In brief, reference images in Figure show that solvation islands nucleate and wet the flat KBr(001) surface, but at a lower relative pressure for pure water vapor than those reported in the literature for humid air. Methanol and ethanol vapors also form solvation islands on KBr(001) but are highly localized around the step edges. Instead of wetting and thereby covering the surface uniformly, they form multilayer structures.

Water Vapor

We start our main discussion on the nanostructured KBr surfaces with water vapor, as it is the most relevant gas for optics and molecular electronics applications. Figure a shows the topography image of the nanostructured KBr surface in UHV (image of the same surface prior to nanostructuring is shown on the left of Figure a), and Figure b–f shows similar images in the presence of water vapor with the relative pressures ranging from p/p0 = 0.0043 to 0.43 as indicated in the p/p0 versus time graph in Figure . As-prepared surface in UHV consists of pits with monatomic thickness (Figure a). These pits are different from those formed via electron deposition that have step edges oriented along the nonpolar ⟨100⟩ directions.[7] The step edges of the pits in Figure a are random in shape and orientation and thus have some polar character. While the nanostructured surface is stable in UHV for days, pressure-dependent differences in topography are apparent in AFM images (Figure b–f): the small pits with monatomic thickness merge into one another, leading to the surface becoming less corrugated with increasing pressure. In addition to the pits, there are also poorly resolved, small, round protrusions on the surface that have increasing lateral size with increasing pressure. The height of some of these protrusions are less than that of a KBr(001) step, which might suggest that they are a different type of material than KBr. Unfortunately, the topography is convoluted into the Δf signal, and therefore it is difficult to use Δf for material contrast for such protrusions.

Figure 2

AFM images of the nanostructured KBr surface as a function of the relative pressure of water vapor, which are indicated in the p/p0 vs time graph at the top left. Actual pressures are normalized to 23.3 mbar to estimate p/p0 (i.e., RH). Prior to dosing water, first two measurements were performed in UHV, initially on the cleaved sample and then on the nanostructured sample (A). (B–H) and (J) are topography images, whereas (I) and (K) are the Δf images corresponding to (H) and (J), respectively. The scale bar is 100 nm in each image. Imaging parameters: f2 ≈ 0.792 MHz; (A) is in FM mode, Δf2 = −50 Hz, A2 = 3.5 nm; the rest are in AM mode with A0 = 3.5 nm, A2 = 3.1 nm for the cleaved sample, A0 = 3.5 nm, A2 = 3.2 nm for (B), A0 = 3.5 nm, A2 = 3.15 nm for (C), A0 = 3.5 nm, A2 = 3.25 nm for (D), A0 = 3.85 nm, A2 = 3.2 nm for (E), A0 = 3.55 nm, A2 = 2.6 nm for (F), A0 = 2.9 nm, A2 = 2.45 nm for (G), A0 = 2.4 nm, A2 = 1.9 nm for (H), and A0 = 2.4 nm, A2 = 1.6 nm for (J). Solvation islands are predominantly at the step edges in (G), except for the small region indicated with an arrow. In (H), solvation islands start covering the terraces near the step edges, which results in a brighter Δf in (I). In (J), most of the surface is covered with the solvation layer, except for the darker contrast Δf regions indicated with arrows in (K). The tip is less stable at higher pressures due to damping and capillary bridges formed between the tip and the sample; for instance, there is a change in the tip during imaging of (J) and (K) which changes Δf abruptly.

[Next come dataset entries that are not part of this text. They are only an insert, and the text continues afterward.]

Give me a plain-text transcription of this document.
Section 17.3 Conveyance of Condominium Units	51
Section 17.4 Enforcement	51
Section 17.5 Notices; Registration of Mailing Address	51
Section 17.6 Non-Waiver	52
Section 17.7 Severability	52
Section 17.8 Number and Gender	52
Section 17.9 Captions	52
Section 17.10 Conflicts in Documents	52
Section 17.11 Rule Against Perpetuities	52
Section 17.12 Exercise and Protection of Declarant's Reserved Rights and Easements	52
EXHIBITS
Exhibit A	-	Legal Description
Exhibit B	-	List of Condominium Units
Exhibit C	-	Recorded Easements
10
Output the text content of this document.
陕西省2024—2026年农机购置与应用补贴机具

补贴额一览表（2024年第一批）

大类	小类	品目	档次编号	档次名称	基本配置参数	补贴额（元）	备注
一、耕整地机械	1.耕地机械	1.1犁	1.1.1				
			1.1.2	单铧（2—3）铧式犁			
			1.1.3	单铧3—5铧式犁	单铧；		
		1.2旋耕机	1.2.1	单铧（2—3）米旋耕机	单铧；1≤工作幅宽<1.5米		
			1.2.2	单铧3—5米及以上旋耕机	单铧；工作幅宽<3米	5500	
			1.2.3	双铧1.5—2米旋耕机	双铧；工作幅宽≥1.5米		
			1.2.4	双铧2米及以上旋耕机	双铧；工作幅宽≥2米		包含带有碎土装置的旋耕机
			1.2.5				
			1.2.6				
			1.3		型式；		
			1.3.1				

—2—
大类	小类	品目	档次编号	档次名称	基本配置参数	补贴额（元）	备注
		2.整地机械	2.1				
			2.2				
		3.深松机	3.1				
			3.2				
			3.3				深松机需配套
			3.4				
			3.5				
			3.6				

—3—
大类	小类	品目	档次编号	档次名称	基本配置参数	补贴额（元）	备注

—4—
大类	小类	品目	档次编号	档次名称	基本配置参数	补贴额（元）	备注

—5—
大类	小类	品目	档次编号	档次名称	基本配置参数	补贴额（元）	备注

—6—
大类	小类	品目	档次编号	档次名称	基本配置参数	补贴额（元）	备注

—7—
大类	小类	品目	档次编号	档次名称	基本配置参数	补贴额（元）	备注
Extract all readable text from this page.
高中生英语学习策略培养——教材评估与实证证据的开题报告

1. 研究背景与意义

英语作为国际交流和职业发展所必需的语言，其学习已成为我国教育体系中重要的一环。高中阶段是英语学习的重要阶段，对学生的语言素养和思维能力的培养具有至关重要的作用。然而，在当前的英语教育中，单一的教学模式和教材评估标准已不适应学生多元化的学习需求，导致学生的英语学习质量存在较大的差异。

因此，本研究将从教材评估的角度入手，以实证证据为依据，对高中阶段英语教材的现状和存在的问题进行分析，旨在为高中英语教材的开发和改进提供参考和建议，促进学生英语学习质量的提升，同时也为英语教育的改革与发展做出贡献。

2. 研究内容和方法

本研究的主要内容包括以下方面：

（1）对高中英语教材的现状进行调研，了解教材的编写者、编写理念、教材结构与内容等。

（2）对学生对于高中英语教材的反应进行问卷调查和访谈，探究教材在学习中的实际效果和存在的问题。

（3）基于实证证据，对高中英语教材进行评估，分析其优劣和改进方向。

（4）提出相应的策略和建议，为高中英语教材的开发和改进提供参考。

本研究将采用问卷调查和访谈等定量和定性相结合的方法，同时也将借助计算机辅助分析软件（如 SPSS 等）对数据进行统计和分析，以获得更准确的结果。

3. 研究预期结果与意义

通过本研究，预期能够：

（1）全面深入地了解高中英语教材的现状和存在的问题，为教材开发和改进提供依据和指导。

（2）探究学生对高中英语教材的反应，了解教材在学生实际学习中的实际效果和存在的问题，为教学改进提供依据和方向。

It is remarkable that the surface structure of the nanostructured KBr(001) changes already at very low relative pressures. It suggests that already at p/p0 = 0.0043 (0.1 mbar) either K+, Br–, or both ions are dissolved by the physisorbed water molecules. These ions are mobile on the surface, until they reach a step edge and coalesce to that step edge. A gradual self-repair mechanism of the KBr(001) surface upon poking it with an AFM tip was reported in ambient conditions at much higher partial pressures of water (p/p0 = 0.12–20) in ref (22). Our results show that ion dissolution takes place even at lower pressures in the pressure regime that is traditionally attributed to “physisorbed water molecules”. In other words, destabilization of the ions at the steps and the nucleation of a solvation layer do not necessarily happen simultaneously. On flat KBr(001) surfaces, it is difficult to observe the motion of the step edges because the dissolved ions likely deposit back to their original position instead of repairing a more corrugated step edge. Moreover, the step edges of the flat KBr(001) surface are either nonpolar or less polar than those of the nanostructured surface. Because edges of the monatomic pits are unstable in the presence of water vapor, so should the round protrusions if they were made of KBr. Because of this and the previously mentioned reason about their height, we conjecture that these are in fact metallic K clusters, which nucleate from the mobile K+ ions on the surface. Unlike K, Br cannot form such clusters as it will form Br2 and desorb to the gas phase at RT. Previous X-ray photoelectron spectroscopy (XPS) studies indeed showed that the KBr surface becomes richer in K upon exposure to water vapor, but such studies are not conclusive because of the beam-induced effects on alkali halides.[27]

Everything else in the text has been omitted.